Oh, We're Done Talking [Nov. 23rd, 2008|12:00 pm]
[Mood | done]

Yea, I'm way past the point of caring on this. I don't know where I left off, and I don't really care. It has come to my attention once again that I'm not wanted in various circles, so once again I am going to pull myself out and stop bringing everyone down.

Mentally I'm listing a bunch of people I hate right now, that I don't really "hate", but in this moment I hate what they had done that cause the time line to flow this way, leading me into this dark room of dispair.

On the other hand I'm happy for a few certain people that aren't miserable right now, and I guess it good that I followed this path since I was able to bring 2 people together so I culd be left out once more and want to die. CONGRADULATIONS!

Why the sudden turn around from being ok to cutting myself all night? Well, it started when I got dumped.
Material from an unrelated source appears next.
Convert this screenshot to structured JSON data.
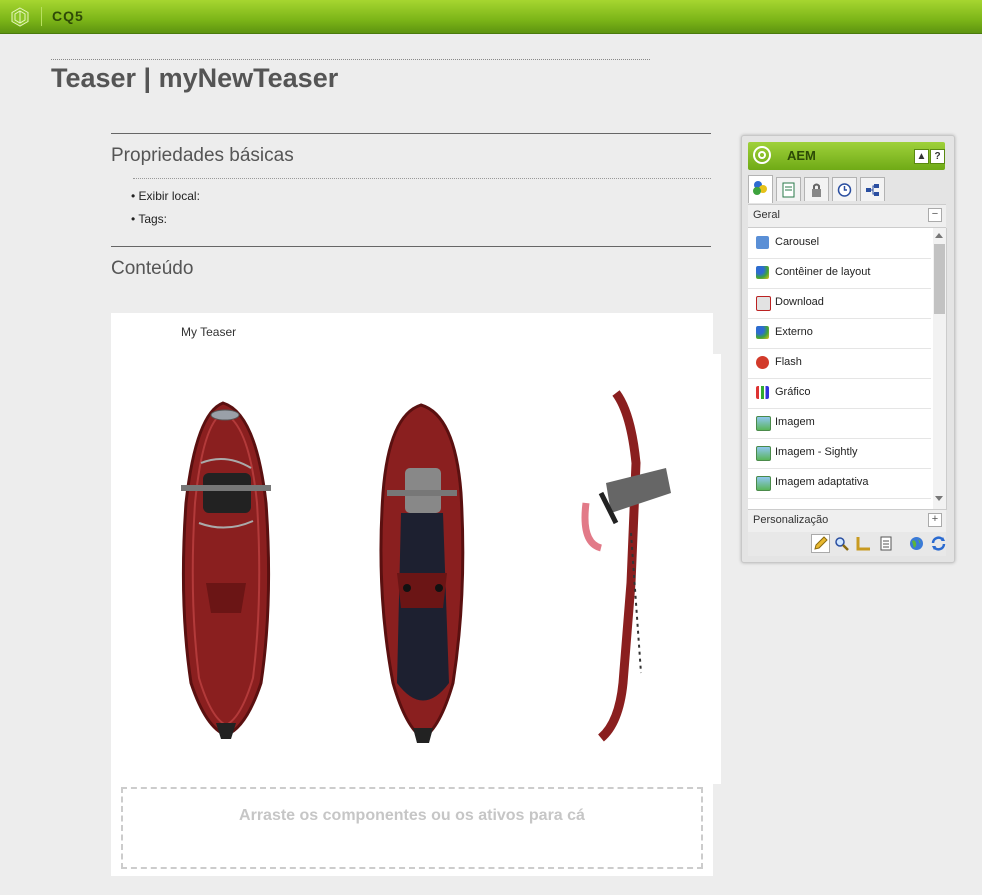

And then I got rejected by another guy, and then another, and then another - and then last night Eva commondeared my phone and tried to get these guys to come over and get a second chance and sure enough - all 3 of them rejected me, flat out, hands down, fo sho.

To top it all off, everyone else had someone, and I was kind of stuck watching it, and thats just too much for me. And then my car alarm started going off. That was like the final straw. I just can't do this anymore. And I don't want to. Maybe being alone and miserable knowing everyone else is enjoying themselves is what life really is.

So I busted out, went for a drive, cried my eyes out and sang Dresden Dolls at the top of my lungs, and came home and passed out at like 4am. Then woke up promptly at noon, which I actually woke up sooner and I was just laying around and didn't look at the clock till noon. I was hoping to waste the day so I wouldn't have to live it - but of course life hates me and had to make sure I suffered.

I'm going to work on a new MySpace today for this change, I deleted un-needed people from my friends list. I wrote goodbye letters and apologies to those of you that got that text Eva sent out on my phone. I'm tying up loose ends and burning bridges.

I don't think I'm going to post anymore. No one reads it, and no one cares. I'm done.